Biography: Dr. Dorothy Lavinia Brown

Dr. Dorothy Lavinia Brown

Year of birth/death

b. 1919/2004

Medical School

Meharry Medical College

Geography

Location: Tennessee

Ethnicity

Black, not of Hispanic Origin

Career Path

  • Surgery

Year: 1956

Achievement: Dr. Dorothy Lavinia Brown was the first single woman in Tennessee to be granted the right to become an adoptive parent.


Year: 1966

Achievement: Dr. Dorothy Lavinia Brown was the first African American woman to serve in the Tennessee state legislature.


Year: 1948

Achievement: Dr. Dorothy Lavinia Brown was the first African American woman surgeon in the South.


Dr. Dorothy Lavinia Brown spent her childhood in an orphanage and grew up to become the first African American woman surgeon in the South, eventually being made chief of surgery at Nashville's Riverside Hospital. She was also the first African American woman to be made a fellow of the American College of Surgeons.

Dorothy Lavinia Brown was born in Philadelphia in 1919. Soon after her birth, her mother, Edna Brown, moved to upstate New York and placed her in an orphanage there. The predominantly white Troy Orphanage (later renamed Vanderhyden Hall) was her home from age five months until her thirteenth birthday, when her mother reclaimed her. By that time, however, the orphanage seemed a safer home than the one her estranged mother could provide, so Dorothy ran away five times, returning each time to the orphanage. As a teen, she worked as a maid and at the Wing Sing Chinese Laundry. Determined to get an education, she finally ran away at age 15 to enroll in Troy High School. When the principal realized that she did not have anywhere to stay, he arranged for a foster home with Lola and Samuel Wesley Redmon. They became a major influence throughout Dorothy Brown's life, as a source of security, support, and enduring values.

In 1937, when Brown graduated from Troy High School at the top of her class, the Troy Conference Methodist Women awarded her a four-year scholarship to Bennett College in Greensboro, North Carolina. She received her B. A. in 1941, graduating second in her class, and became an inspector in the Rochester (New York) Army Ordinance Department as part of the war effort. Dorothy had wanted to become a physician since she had her tonsils removed as a child, and in 1944 she enrolled at Meharry Medical College, in Nashville, Tennessee. She graduated in 1948.

After a year's internship at Harlem Hospital, the next challenge was her choice of residency: surgery. There were no other black women in general surgery in the South and she had to forge through almost universal resistance. She said that "Dr. Matthew Walker was a brave man" because he accepted her into the program despite advice from his staff that a woman couldn't withstand the rigors of surgery.

Brown worked through a five-year residency at Meharry and George W. Hubbard Hospital to become Assistant Professor of Surgery in 1955 and the first African American woman to be made a Fellow of the American College of Surgeons. Describing her drive to persevere, Dr. Brown has said "I tried to be...not hard, but durable."

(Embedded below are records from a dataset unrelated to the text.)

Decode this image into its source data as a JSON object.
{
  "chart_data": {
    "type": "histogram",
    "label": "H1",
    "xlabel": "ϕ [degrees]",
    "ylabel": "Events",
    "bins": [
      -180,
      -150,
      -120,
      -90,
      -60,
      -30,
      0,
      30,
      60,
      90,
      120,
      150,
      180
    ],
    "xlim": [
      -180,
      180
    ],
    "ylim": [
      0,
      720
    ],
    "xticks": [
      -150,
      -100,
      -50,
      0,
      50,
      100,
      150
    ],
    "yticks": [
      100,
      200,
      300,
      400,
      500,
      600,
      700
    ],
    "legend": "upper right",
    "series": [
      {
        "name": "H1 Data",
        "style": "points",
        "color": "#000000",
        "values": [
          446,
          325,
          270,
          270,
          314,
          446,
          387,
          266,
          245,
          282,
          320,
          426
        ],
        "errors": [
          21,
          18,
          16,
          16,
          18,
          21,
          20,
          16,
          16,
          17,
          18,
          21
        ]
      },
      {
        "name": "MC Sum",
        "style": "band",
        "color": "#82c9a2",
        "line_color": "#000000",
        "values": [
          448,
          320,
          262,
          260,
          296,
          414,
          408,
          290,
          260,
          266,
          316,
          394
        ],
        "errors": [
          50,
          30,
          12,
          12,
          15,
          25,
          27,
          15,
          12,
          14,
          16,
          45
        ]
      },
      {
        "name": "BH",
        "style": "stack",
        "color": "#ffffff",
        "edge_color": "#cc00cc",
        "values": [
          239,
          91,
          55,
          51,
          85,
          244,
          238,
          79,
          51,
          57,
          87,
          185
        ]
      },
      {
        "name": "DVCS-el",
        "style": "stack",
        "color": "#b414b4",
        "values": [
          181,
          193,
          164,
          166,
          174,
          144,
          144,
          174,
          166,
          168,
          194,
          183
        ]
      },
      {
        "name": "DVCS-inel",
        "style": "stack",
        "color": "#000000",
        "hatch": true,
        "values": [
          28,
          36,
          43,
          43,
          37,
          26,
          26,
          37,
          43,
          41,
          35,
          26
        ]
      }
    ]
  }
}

From 1957 to 1983 Brown was chief of surgery at Nashville's Riverside Hospital, clinical professor of surgery at Meharry Medical College, and educational director for the Riverside-Meharry Clinical Rotation Program. She also served as a consultant on health, education, and welfare for the National Institutes of Health (National Advisory Council Heart, Lung, and Blood) in 1982.

Brown's determination, beliefs, and values helped her to break through barriers in other aspects of her life too. When a young, unmarried patient implored the orphanage-raised physician to adopt her newborn daughter, Brown became the first single adoptive mother in Tennessee, in 1956. Then, in 1966, when redistricting opened the door for a black candidate, Brown was asked to run for a seat in the state legislature. She ran, and she won, becoming the first black woman representative to the state legislature in Tennessee. Brown would later resign after the bitter defeat of an expanded abortion rights bill she sponsored, frustrated in her belief that it had the potential to save the lives of many women in Tennessee.

Among Dr. Brown's many honors are the naming of the Dorothy L. Brown Women's Residence at Meharry College in 1970. She also received the humanitarian award from the Carnegie Foundation in 1993 and the prestigious Horatio Alger Award in 1994. As she often said, she was proud to be a role model, "not because I have done so much, but to say to young people that it can be done."